Eleven Additional Defendants Charged in Medicaid Fraud Scheme
Additional employees of Eye For Change Youth & Family Services indicted for fraudulent Medicaid billing practices.
Acting U.S. Attorney Bridget M. Brennan announced that eleven additional defendants were charged in a 77-count superseding indictment for their roles in a scheme to defraud Medicaid through fraudulent billing practices. Ten Defendants, including the company, were previously charged in an indictment announced in November of 2020.
Named in the November 2020 indictment were Eye for Change Youth and Family Services, Inc., Alfonzo D. BAILEY, 38, Sandra WILSON, age 52, Tremayne KELLOM, 41, all of Cleveland; David BROWN, 39, of Maple Heights; Valerie WHITE, age 51, of Columbus; Cheria OLIVER, age 31, of Canal Winchester; Charchee TUCKER, age 43, of Warrensville Heights; Allen STEELE, age 38, of Parma and Kamelah GANAWAY, age 43, of Macedonia.
Named in the superseding indictment unsealed today are Luray BAKER, 24, of Euclid; Quiana BELL 41, of Maple Heights; Larvell FELLOWS, 44, of Cuyahoga Falls; Timothy GORHAM, 41, of Cleveland Heights; Donald HENDERSON, 39, of Bedford; Eric KING, 33, of Cleveland; Brandi LITTLE, 37, of Twinsburg; Chelsea TARVER, 32, of North Ridgeville; Mitchell TOWNSEND, 38, of Garfield Heights; Nyshia WARE, 28, of Akron and Lesia NIAMKE, 48, of Sagamore Hills.

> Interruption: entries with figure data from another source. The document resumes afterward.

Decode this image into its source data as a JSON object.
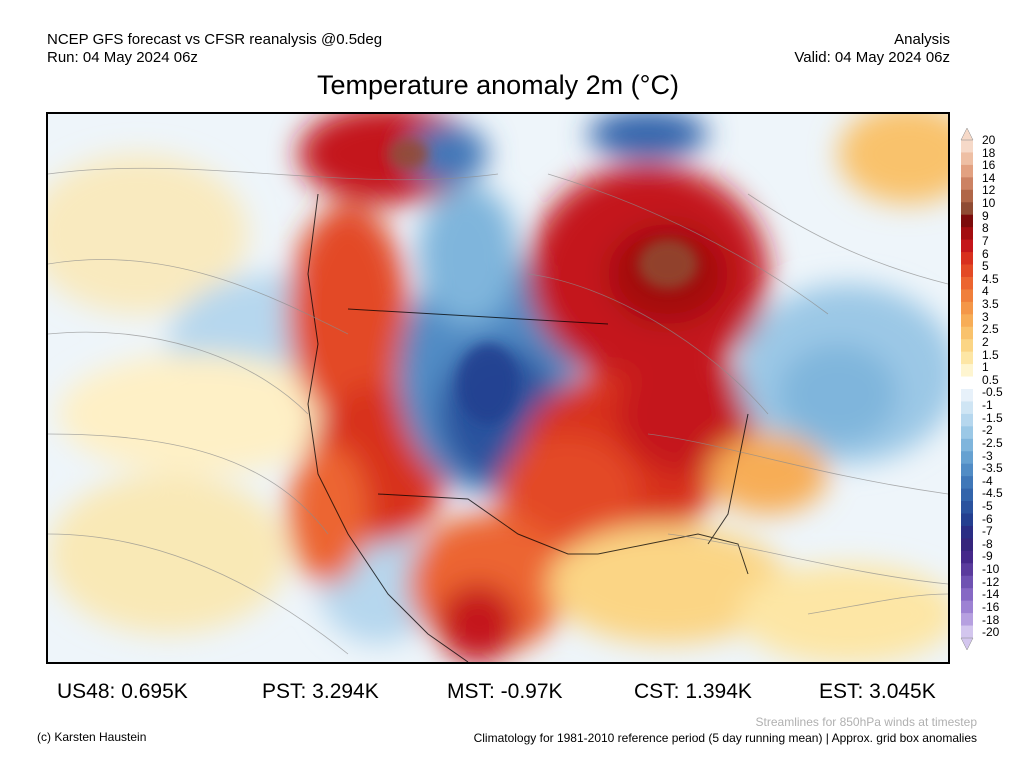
{
  "header": {
    "line1": "NCEP GFS forecast vs CFSR reanalysis @0.5deg",
    "line2": "Run: 04 May 2024 06z",
    "right1": "Analysis",
    "right2": "Valid: 04 May 2024 06z"
  },
  "title": "Temperature anomaly 2m (°C)",
  "stats": [
    {
      "label": "US48: 0.695K"
    },
    {
      "label": "PST: 3.294K"
    },
    {
      "label": "MST: -0.97K"
    },
    {
      "label": "CST: 1.394K"
    },
    {
      "label": "EST: 3.045K"
    }
  ],
  "footer": {
    "copyright": "(c) Karsten Haustein",
    "streamlines": "Streamlines for 850hPa winds at timestep",
    "climatology": "Climatology for 1981-2010 reference period (5 day running mean) | Approx. grid box anomalies"
  },
  "colorbar": {
    "labels": [
      "20",
      "18",
      "16",
      "14",
      "12",
      "10",
      "9",
      "8",
      "7",
      "6",
      "5",
      "4.5",
      "4",
      "3.5",
      "3",
      "2.5",
      "2",
      "1.5",
      "1",
      "0.5",
      "-0.5",
      "-1",
      "-1.5",
      "-2",
      "-2.5",
      "-3",
      "-3.5",
      "-4",
      "-4.5",
      "-5",
      "-6",
      "-7",
      "-8",
      "-9",
      "-10",
      "-12",
      "-14",
      "-16",
      "-18",
      "-20"
    ],
    "colors": [
      "#f6d9c8",
      "#eebfa4",
      "#e2a181",
      "#cc8263",
      "#b06647",
      "#8f4b33",
      "#7c0b0b",
      "#a30d10",
      "#c4161b",
      "#d8301e",
      "#e34a25",
      "#ec6530",
      "#f07f3b",
      "#f49748",
      "#f7ad57",
      "#f9c26c",
      "#fbd585",
      "#fde6a5",
      "#fef5d0",
      "#ffffff",
      "#e7f1fa",
      "#cfe5f4",
      "#b6d7ee",
      "#9bc8e6",
      "#7fb5dc",
      "#66a1d1",
      "#518cc5",
      "#3f77b8",
      "#3264ab",
      "#2a529e",
      "#243f90",
      "#2a2d84",
      "#35257c",
      "#45288a",
      "#5a3b9d",
      "#6f52b2",
      "#8668c4",
      "#9d82d3",
      "#b6a0e0",
      "#d3c6ee"
    ]
  }
}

The Defendants are charged with various counts of conspiracy to commit health care fraud, health care fraud, making a false statement relating to health care matters, conspiracy to commit money laundering and money laundering.
According to the indictment, from February 2017 through September 2020, the Defendants are accused of engaging in a conspiracy to defraud Medicaid. In order to carry out the conspiracy, the indictment states that the Defendants would submit billings to Medicaid for services that were never performed and without proper treatment plans or evaluations.
In addition, the Defendants are accused of directing employees to misdiagnose Medicaid beneficiaries to receive authorization from the Ohio Department of Medicaid to provide services and bill at higher rates. Furthermore, the indictment states that some Defendants allowed employees to insert false progress notes into beneficiary records in order to create the fictitious documents needed to submit their claims.
In some instances, the Defendants are accused of allegedly paying kickbacks in the form of cash, gift cards, and rent/bill payments to Medicaid beneficiaries to obtain these beneficiaries as clients and to bill Medicaid for services never rendered.
An indictment is only a charge and is not evidence of guilt. A defendant is entitled to a fair trial in which it will be the government’s burden to prove guilt beyond a reasonable doubt.
If convicted, the Defendant’s sentence will be determined by the Court after review of factors unique to this case, including the Defendant’s prior criminal record, if any, the Defendant’s role in the offense, and the characteristics of the violation.
In all cases, the sentence will not exceed the statutory maximum, and in most cases, it will be less than the maximum.
The investigation preceding the indictment was conducted by the Cleveland Division of the FBI, the Department of Health and Human Services -- Office of the Inspector General and the Ohio Attorney General’s Healthcare Fraud Section. This case is being prosecuted by Assistant U.S. Attorney Michael L. Collyer and Special Assistant U.S. Attorney Jonathan L. Metzler.